The first chapter studies changes in ICT through time. Moore’s Law, which suggests that the number of transistors on an integrated circuit board doubles every two years, describes a reality that is taking us rapidly into ‘hyperhistory’: a world in which everything depends on ICT, and is not simply served by it. Communication is now more between electronic devices than between human beings; and it is increasingly transitory. The average life of a document on the internet is 45 days. Chapters 2 and 3 study changing spatial and identity realities. We are now rarely if ever offline. A driver might not be using their mobile phone, but their satnav might be constantly updating. In terms of population, online communities can be huge – World of Warcraft’s population is larger than the populations of most countries – and they can define who we are. To other people and to ourselves we are the people that Facebook and LinkedIn say we are.
In chapter 4, Floridi briefly describes the Copernican, Darwinian and Freudian revolutions, each of which removed a misconception about our uniqueness; and he credits Alan Turing with being the ‘father of the fourth revolution’, in which we understand ourselves as information processors, living in an ‘infosphere’ that we share with a lot of nonhuman information processors.

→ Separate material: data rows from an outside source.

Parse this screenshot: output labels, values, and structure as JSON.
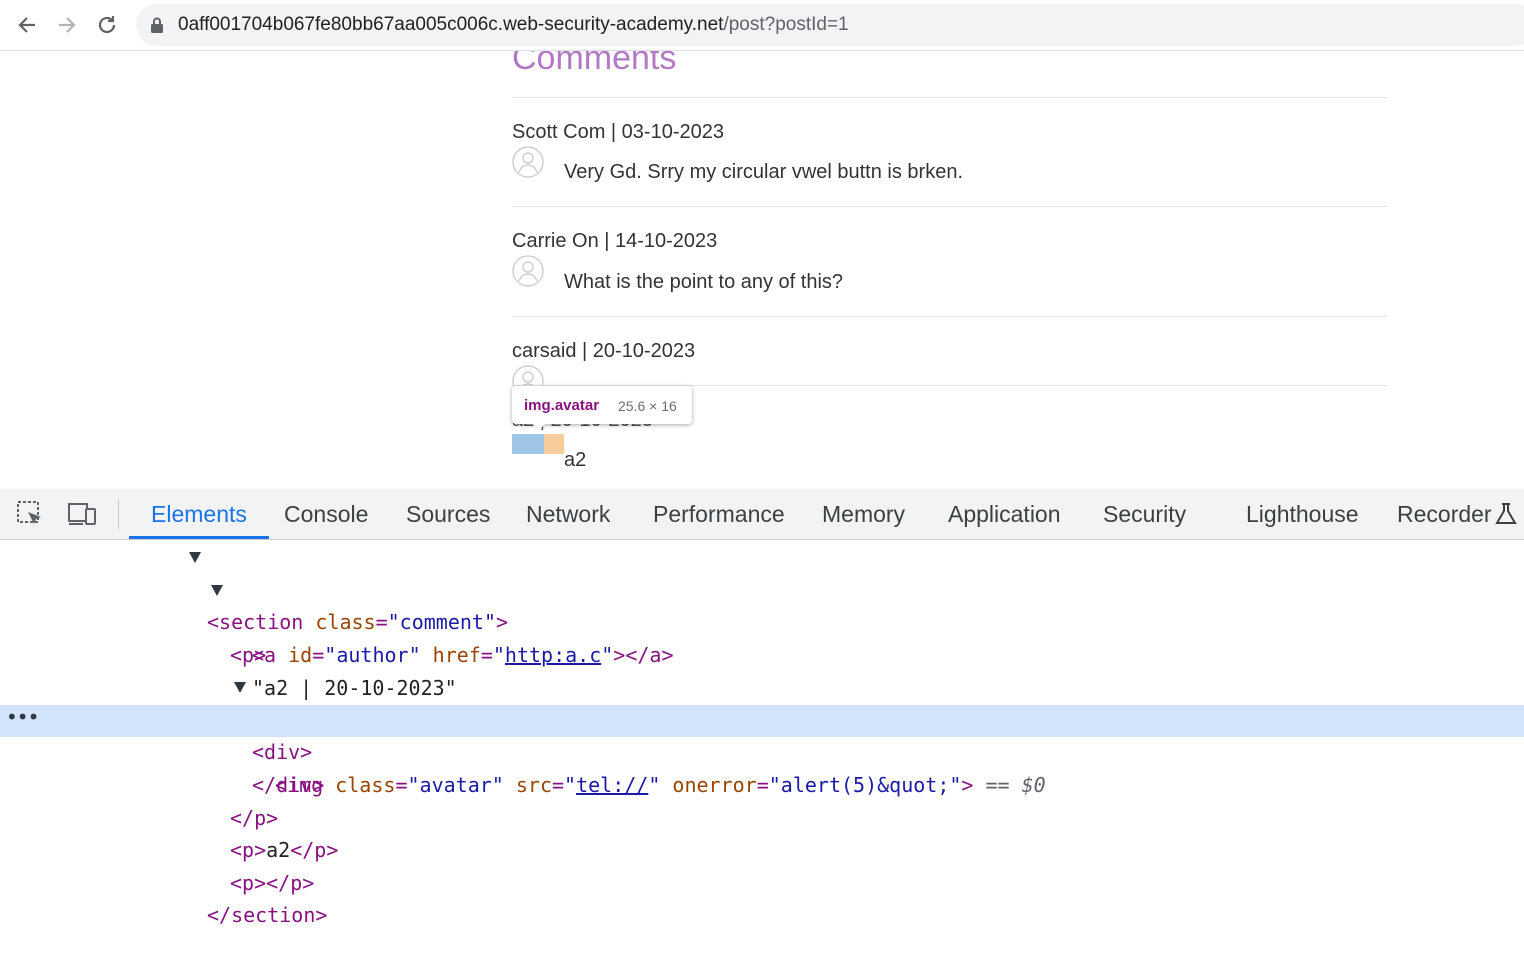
{
  "browser": {
    "url_host": "0aff001704b067fe80bb67aa005c006c.web-security-academy.net",
    "url_path": "/post?postId=1"
  },
  "page": {
    "comments_title": "Comments",
    "comments": [
      {
        "header": "Scott Com | 03-10-2023",
        "body": "Very Gd. Srry my circular vwel buttn is brken."
      },
      {
        "header": "Carrie On | 14-10-2023",
        "body": "What is the point to any of this?"
      },
      {
        "header": "carsaid | 20-10-2023",
        "body": ""
      },
      {
        "header": "a2 | 20-10-2023",
        "body": "a2"
      }
    ],
    "tooltip": {
      "selector": "img.avatar",
      "dimensions": "25.6 × 16"
    }
  },
  "devtools": {
    "tabs": [
      "Elements",
      "Console",
      "Sources",
      "Network",
      "Performance",
      "Memory",
      "Application",
      "Security",
      "Lighthouse",
      "Recorder"
    ],
    "active_tab": "Elements",
    "dom": {
      "section_open_tag": "<section",
      "class_attr": "class",
      "section_class_value": "\"comment\"",
      "close_bracket": ">",
      "p_open": "<p>",
      "a_open": "<a",
      "id_attr": "id",
      "id_value": "\"author\"",
      "href_attr": "href",
      "href_value": "http:a.c",
      "a_close": "></a>",
      "text_node": "\"a2 | 20-10-2023\"",
      "div_open": "<div>",
      "img_open": "<img",
      "img_class_value": "\"avatar\"",
      "src_attr": "src",
      "src_value": "tel://",
      "onerror_attr": "onerror",
      "onerror_value": "\"alert(5)&quot;\"",
      "selected_marker": "== $0",
      "div_close": "</div>",
      "p_close": "</p>",
      "p_a2": "a2",
      "section_close": "</section>",
      "equals": "=",
      "quote": "\""
    }
  },
  "colors": {
    "comments_title": "#b279c6",
    "active_tab": "#1a73e8",
    "selected_row": "#d2e3fc",
    "tag": "#881280",
    "attr_name": "#994500",
    "attr_value": "#1a1aa6"
  }
}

Chapter 5 is a thorough discussion of ‘privacy’, and of the often contradictory ways in which we relate to it; chapters 6 and 7 suggest that rather than computers becoming more intelligent, we are adapting the world to ICTs as they are – and that we have a certain amount of choice as to how we do that.

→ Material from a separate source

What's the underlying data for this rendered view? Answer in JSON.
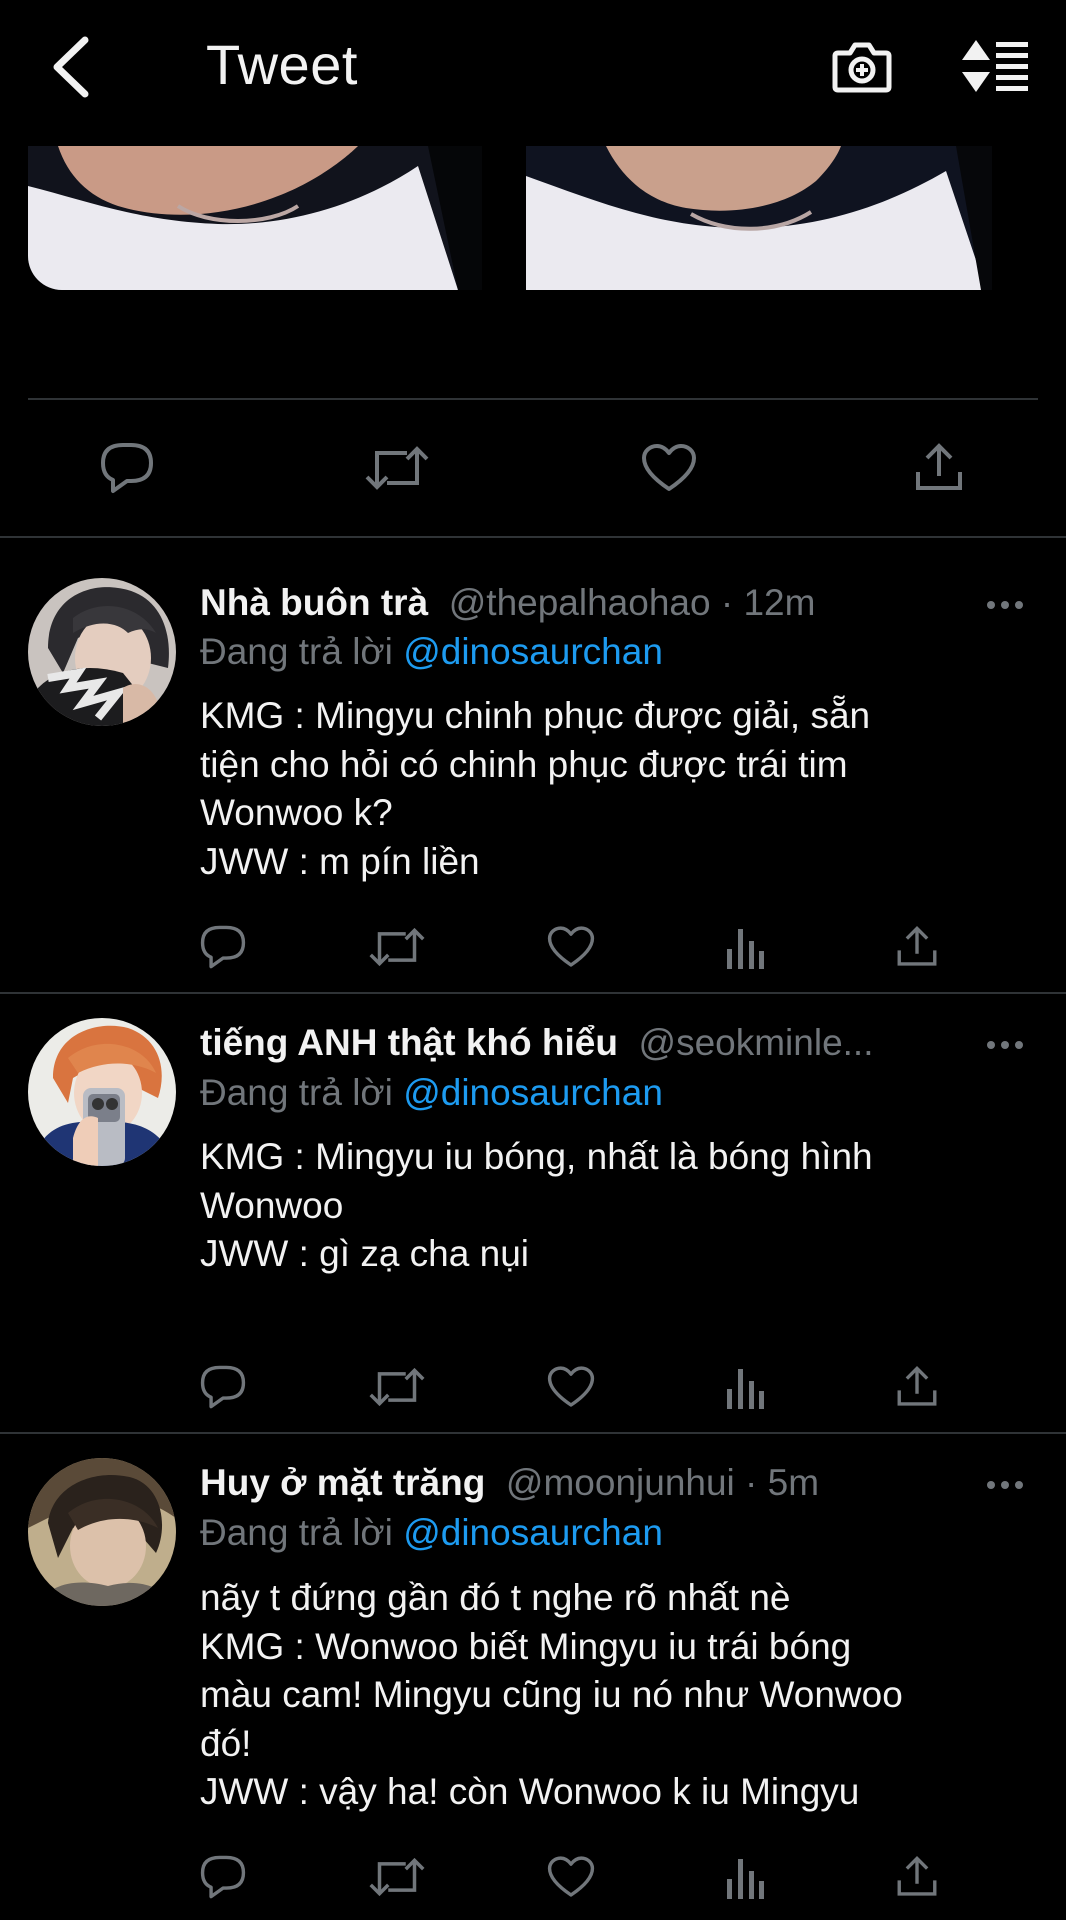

Particularly important is chapter 8 on ‘politics’. Both as defender of life and property, and as welfare provider, the state has monopolised information collection, production, and control: but increasingly ICT has enabled other actors to determine policy and events. It has made possible both global corporations and the ability of individuals and small groups of people to challenge state power – hence national governments’ attempts to retain control of social media and of information more generally. Politics is now ‘multi agency’, a nation’s ‘infrastructure’ is the cabling required by fast broadband rather than its roads and railways, and warfare is increasingly cyberwarfare that must now be regulated in the same way as nuclear and chemical weapons have been regulated.
Chapter 9 shows how ICT both directly and indirectly damages our planet and its climate, and that it also has the potential to create a less carbon intensive economy. The so-far-unanswered question is which tendency will predominate: and it is therefore appropriate that Floridi’s final chapter seeks an ethics for the infosphere as a whole.

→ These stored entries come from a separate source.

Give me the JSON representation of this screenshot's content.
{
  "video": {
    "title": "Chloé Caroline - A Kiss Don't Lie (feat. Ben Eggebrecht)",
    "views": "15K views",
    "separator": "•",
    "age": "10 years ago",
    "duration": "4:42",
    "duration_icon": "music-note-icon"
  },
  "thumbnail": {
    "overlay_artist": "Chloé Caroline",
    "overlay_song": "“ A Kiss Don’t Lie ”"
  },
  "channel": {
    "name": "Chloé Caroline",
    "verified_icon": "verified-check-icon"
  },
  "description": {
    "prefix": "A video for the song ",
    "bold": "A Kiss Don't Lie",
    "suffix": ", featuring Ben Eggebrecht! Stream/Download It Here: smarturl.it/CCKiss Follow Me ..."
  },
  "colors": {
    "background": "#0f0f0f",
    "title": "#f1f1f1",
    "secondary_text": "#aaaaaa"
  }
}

One of the questions left both unasked and unanswered in chapter 8 is this: If the nation state’s ability to collect, produce and control information is leaking into a wide variety of global and local agencies, then new contexts and methods will need to be found for the provision of welfare. In particular, it is no longer obvious that the nation state will be the right or only context for the management of the financial and other resources that individual and social flourishing will require. As well as propelling us into this new situation, ICT developments will make possible the management of such multi-agency and multi-level welfare provision – but only if welfare provision can be managed by the ICT available. Radically simple tax and benefits systems will clearly be the most appropriate.
The publisher is to be congratulated on such a reasonably priced hardback.